I'm using OpenWRT for around 3 weeks and struggle with uci set. I want to change
the firewall forwarding between two zones with uci.
As the type / section is unnamed the struggle for me is to change an option in unnamed configs.
At the moment I have only one forwarding setting, but it could be that some more will come. To access this forwarding setting better I gave the type a name.
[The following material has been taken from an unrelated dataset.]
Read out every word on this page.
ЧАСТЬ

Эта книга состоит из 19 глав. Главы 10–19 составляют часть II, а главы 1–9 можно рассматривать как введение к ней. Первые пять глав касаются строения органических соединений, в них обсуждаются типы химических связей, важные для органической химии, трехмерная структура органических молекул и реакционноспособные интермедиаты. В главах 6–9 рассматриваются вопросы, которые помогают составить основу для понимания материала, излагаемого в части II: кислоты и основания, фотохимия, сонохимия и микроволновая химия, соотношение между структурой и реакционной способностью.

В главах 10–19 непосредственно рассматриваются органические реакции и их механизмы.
In /etc/config/firewall I changed:

config forwarding
	option src 'lan'
	option dest 'wan'

to

config forwarding 'nameit'
	option src 'lan'
	option dest 'wan'
	option enabled '1'

Now I can do uci set firewall.nameit.enabled=1 && uci commit && /etc/firewall restart to enable
and uci set firewall.nameit.enabled=0 && uci commit && /etc/firewall restart which is very
handy,

I tested it and it works so far, but as I have no longer experience if that could have side
effects. Any suggestions are welcome.

Thanks,
Alex

When there are multiple rules next to each other, UCI supports array-like references for them. If there are 8 NTP servers defined in /etc/config/system , UCI will let you reference their sections as system.@timeserver[0] for the first or system.@timeserver[7] for the last one. You can also use negative indexes, such as system.@timeserver[-1] . “-1” means the last one, “-2” means the second-to-last one, and so on. This comes in very handy when appending new rules to the end of a list. See the examples below.

In a clean installtion forwarding[0] will be lan->wan

That was the documentation I found. I understand that unnamed sections could
be accessed with the array-like syntax.
I struggle with finding the right index to access the specific configuration which I want
to change. Thats why I want to know if it have side effects if I name it.

It is right, that in the clean installation the index would be 0, but what if for some reason
the index change, ex. a new forwarding rule or such.

You certainly can rename them.

uci rename firewall.@zone[0]="lan"
uci rename firewall.@zone[1]="wan"
uci rename firewall.@forwarding[0]="lan_wan"

Then it would be best for your convenience to rename them from the start and avoid any confusion.